Determine what to sell after going through relevant local laws on existing restrictions. Choose a viable idea you can easily sell online and eventually into stores.

Check local competition to help you choose what to sell. Find out if there’s high demand for your product and if other brands are already retailing a similar food item.

Differentiate your product to stand out from your competition and fill a gap in the market. Choosing a food item in high demand is key to the success of your business.

  • Buy the kitchen equipment you don’t have

You also need to source for kitchen equipment and supplies you’ll need to operate your business. Although they depend on the specific food items you intend to prepare, they may include:

  • Mixers
  • Baking dishes
  • Bowls
  • Food labels
  • Smokers and stoves
  • Serving trays for public events
  • Measuring items
  • Spoons
  • Packaging materials for store-destined food items

Keep your personal food items separate from those meant for your cottage business. When choosing kitchen equipment, opt for those that have been tried and tested to get value for your money.

For instance, you can check out user and product reviews when buying smokers to buy one with many good reviews. This ensures that you buy a product bound to support long-term use.

  • Get a business license

Apart from cottage laws, you’ll likely need a business license to operate your business. However, this depends on your town or city and specific state.

Business licenses are easy and cost-effective to obtain. They protect businesses from legal hassles and potential penalties the government may impose if you lack one.

Check out the US Small Business Administration to get started. You can also talk to local small business owners or consult a legal expert for the same. It’s good for your business to be on the safe side of local laws.

  • Give your business a name

Choose a name relevant for your business. It’s as relevant as what you intend to do in the business. According to Inc., it determines your business perception in the eyes of potential clients and can affect your branding, marketing and online presence.

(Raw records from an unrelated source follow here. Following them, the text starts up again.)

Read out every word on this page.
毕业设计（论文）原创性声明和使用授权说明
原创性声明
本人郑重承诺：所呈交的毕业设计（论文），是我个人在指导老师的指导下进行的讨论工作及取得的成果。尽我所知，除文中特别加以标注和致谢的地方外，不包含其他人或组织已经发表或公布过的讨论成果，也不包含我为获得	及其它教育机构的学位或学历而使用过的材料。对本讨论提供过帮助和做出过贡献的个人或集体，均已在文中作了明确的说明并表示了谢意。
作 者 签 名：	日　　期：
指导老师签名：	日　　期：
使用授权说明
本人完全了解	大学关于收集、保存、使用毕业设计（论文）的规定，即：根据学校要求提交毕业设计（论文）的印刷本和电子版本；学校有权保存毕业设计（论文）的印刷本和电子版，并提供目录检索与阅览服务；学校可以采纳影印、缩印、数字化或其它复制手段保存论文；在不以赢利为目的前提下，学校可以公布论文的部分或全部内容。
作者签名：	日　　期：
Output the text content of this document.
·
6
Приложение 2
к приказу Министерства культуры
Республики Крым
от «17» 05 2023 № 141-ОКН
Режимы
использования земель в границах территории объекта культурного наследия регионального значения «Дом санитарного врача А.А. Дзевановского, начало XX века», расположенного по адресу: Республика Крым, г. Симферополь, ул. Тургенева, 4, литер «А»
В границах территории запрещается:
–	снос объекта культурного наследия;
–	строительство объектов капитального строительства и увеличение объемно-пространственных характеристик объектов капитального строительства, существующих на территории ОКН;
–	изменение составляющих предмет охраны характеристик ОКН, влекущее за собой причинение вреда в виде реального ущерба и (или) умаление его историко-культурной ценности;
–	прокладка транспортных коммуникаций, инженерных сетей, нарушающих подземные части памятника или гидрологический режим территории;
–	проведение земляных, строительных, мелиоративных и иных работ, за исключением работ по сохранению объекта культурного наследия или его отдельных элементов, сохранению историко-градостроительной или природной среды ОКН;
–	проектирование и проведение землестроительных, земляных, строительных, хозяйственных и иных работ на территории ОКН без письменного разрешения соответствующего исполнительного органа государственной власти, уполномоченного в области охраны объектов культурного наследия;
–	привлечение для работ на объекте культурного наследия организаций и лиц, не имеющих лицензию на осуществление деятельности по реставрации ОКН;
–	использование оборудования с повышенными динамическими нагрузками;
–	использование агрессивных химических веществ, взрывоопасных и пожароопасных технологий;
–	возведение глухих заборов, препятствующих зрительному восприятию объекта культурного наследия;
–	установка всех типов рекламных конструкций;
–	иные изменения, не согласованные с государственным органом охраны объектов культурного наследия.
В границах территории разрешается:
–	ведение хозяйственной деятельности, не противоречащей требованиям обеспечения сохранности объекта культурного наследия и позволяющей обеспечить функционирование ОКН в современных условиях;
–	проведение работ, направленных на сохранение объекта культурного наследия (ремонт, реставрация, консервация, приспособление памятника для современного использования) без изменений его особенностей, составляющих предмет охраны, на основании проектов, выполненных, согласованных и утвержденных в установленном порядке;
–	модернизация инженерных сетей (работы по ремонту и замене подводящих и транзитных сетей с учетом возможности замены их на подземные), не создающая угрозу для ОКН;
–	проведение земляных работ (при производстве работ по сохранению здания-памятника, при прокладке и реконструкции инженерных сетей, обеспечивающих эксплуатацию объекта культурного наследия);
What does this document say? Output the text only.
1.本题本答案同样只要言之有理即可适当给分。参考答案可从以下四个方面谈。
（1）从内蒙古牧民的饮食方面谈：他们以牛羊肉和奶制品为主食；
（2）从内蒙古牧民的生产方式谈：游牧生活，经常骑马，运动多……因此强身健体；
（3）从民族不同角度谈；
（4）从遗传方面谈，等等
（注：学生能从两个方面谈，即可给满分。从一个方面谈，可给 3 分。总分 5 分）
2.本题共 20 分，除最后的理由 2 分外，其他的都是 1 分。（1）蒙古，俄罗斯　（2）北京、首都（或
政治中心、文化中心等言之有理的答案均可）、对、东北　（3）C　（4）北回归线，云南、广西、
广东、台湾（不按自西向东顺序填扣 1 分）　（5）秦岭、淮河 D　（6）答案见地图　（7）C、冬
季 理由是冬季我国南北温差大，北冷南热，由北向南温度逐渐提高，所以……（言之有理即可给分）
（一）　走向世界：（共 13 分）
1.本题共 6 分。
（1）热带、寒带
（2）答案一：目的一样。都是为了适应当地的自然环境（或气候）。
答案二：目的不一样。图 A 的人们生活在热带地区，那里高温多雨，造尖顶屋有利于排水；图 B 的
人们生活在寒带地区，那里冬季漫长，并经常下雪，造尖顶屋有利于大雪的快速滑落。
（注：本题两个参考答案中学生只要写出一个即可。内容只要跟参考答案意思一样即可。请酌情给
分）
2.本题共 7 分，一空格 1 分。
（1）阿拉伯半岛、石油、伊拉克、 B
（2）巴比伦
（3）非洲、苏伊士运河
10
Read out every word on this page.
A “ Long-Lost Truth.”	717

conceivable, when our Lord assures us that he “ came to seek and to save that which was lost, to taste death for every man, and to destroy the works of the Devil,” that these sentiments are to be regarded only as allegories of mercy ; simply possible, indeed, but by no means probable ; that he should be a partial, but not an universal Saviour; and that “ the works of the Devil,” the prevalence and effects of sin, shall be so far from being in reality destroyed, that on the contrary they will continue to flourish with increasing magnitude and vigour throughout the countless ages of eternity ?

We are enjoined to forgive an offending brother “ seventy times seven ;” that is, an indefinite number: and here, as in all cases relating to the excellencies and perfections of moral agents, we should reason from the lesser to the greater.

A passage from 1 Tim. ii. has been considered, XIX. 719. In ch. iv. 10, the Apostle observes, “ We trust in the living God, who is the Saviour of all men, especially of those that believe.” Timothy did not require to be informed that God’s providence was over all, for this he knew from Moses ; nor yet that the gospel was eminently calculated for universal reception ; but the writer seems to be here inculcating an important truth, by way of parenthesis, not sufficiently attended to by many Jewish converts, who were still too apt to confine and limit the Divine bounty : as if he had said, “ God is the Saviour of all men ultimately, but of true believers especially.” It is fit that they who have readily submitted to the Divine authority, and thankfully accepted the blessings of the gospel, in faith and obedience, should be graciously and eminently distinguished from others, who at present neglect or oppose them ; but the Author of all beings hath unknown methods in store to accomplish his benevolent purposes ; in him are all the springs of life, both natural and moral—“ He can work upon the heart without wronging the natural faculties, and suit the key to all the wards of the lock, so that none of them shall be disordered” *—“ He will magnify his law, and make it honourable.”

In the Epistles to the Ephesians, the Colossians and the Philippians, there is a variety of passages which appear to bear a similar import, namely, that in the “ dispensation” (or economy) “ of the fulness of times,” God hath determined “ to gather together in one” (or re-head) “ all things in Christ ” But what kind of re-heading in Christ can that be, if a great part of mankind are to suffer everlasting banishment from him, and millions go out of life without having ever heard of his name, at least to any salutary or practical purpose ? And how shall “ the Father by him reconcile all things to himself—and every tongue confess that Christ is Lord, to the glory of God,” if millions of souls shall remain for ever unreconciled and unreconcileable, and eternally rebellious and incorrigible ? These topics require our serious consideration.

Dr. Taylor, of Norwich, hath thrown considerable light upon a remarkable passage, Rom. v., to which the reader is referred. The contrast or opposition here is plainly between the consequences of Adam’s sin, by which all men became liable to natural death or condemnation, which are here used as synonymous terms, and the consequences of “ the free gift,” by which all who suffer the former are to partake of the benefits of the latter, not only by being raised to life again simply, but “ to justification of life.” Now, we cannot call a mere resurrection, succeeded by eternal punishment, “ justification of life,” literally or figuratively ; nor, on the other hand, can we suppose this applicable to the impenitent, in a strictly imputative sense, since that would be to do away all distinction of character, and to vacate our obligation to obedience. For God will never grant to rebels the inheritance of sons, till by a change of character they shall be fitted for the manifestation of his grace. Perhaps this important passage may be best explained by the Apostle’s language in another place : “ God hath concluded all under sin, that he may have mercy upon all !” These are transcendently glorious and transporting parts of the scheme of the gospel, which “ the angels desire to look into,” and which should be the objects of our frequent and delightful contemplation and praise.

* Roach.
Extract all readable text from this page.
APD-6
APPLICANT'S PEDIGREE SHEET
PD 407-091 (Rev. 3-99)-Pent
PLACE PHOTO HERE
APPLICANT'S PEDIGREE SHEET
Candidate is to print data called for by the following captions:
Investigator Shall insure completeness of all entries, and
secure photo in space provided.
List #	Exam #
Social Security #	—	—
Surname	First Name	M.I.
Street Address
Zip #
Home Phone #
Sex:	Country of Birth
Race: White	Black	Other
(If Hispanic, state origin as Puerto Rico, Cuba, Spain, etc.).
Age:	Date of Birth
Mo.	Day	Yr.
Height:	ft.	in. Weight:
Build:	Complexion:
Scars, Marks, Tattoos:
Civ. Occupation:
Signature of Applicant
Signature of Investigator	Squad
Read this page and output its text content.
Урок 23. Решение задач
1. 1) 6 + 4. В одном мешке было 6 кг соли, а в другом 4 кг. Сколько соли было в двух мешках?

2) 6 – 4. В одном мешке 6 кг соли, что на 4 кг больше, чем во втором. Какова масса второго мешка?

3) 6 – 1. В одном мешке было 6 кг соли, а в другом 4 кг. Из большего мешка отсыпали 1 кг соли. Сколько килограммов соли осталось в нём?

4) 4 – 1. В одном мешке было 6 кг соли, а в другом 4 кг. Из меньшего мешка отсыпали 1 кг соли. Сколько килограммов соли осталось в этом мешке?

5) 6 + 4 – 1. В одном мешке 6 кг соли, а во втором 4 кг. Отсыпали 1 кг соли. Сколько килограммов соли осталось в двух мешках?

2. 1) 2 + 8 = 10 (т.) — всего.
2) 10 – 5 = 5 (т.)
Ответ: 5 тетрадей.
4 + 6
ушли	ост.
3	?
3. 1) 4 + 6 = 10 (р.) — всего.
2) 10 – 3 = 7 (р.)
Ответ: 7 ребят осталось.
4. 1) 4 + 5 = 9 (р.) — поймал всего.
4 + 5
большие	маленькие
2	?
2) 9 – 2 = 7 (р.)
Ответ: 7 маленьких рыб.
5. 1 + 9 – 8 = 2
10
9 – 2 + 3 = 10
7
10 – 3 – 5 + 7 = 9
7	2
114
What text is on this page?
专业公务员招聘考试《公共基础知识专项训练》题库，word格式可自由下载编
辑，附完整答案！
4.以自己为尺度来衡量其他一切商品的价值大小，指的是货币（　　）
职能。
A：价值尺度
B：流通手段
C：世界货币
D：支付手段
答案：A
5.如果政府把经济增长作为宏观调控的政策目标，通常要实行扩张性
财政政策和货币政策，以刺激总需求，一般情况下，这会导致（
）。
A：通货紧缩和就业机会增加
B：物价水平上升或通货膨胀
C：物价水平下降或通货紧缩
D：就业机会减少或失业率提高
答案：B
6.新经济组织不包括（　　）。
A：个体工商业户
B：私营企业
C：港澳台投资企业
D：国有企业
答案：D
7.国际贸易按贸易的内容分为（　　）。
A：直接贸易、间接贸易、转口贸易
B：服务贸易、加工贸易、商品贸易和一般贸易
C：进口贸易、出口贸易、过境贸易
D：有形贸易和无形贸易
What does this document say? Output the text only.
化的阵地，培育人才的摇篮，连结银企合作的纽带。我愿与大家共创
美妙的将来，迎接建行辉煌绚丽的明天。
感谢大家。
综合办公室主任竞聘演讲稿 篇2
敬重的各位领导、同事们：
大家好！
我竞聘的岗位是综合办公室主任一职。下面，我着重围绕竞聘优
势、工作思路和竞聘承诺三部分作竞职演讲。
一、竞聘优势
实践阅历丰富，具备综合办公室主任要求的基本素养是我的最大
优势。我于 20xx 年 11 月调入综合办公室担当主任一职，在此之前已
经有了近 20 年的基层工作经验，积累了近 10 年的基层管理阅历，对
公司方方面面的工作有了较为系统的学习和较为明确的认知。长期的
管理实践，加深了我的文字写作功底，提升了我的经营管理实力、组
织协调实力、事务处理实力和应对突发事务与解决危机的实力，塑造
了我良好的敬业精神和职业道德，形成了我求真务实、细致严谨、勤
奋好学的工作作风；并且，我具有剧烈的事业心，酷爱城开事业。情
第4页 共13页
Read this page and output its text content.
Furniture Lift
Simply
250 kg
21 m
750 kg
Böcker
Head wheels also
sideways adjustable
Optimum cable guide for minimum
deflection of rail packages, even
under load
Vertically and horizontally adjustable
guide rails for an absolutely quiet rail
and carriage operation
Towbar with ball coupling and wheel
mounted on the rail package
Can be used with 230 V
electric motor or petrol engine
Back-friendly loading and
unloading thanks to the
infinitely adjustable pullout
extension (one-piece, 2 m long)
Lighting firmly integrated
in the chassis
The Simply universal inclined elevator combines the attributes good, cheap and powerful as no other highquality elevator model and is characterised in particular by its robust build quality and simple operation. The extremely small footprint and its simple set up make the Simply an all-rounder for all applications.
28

A good business name has the following characteristics:

  • Short or brief
  • Unique
  • Lacks complex or difficult spellings
  • Easy to remember
  • Related and relevant to your business

Take time to come up with the right name for your business.

Don’t rush this process.


Leave the stress out to obtain good results.

You can even continue working on other aspects of starting your food business as you brainstorm on the best business name.

For instance, you can look into local requirements that businesses should meet and perfect your food product recipes.

  • Brand your business to give it a professional image

With a good business name already chosen, tie your website, logo, packaging and other elements of your startup together to create a professional image.

Cohesively tying all aspects of your business together allows potential customers to identify with your business. They can easily spot it when they go shopping for similar products.

Hire a graphical designer on Etsy, Fiverr or Upwork to work on your business branding at a reasonable cost. However, custom services usually cost more. Consider a generic branding design or logo for starters because you can easily change it later on.

  • Legitimize your business

Legalize your business through sole proprietorship or LLC to legally safeguard yourself and the business. Learn about the two forms of business to determine which one is more suitable for your food business.

Register your business for tax purposes with the IRS (you’ll be given a tax number for your business).


Open a business bank account to ease tax payments and management of your business funds.


Unlike an online-based business, beginning a food business based at home is more sophisticated.

However, if you have big plans for your business, it gives you a platform to initiate your idea and run your business at low cost before you can transition into the food market. You’ll test your food product, get acquainted with the industry and eventually determine if your idea is viable without spending so much on it.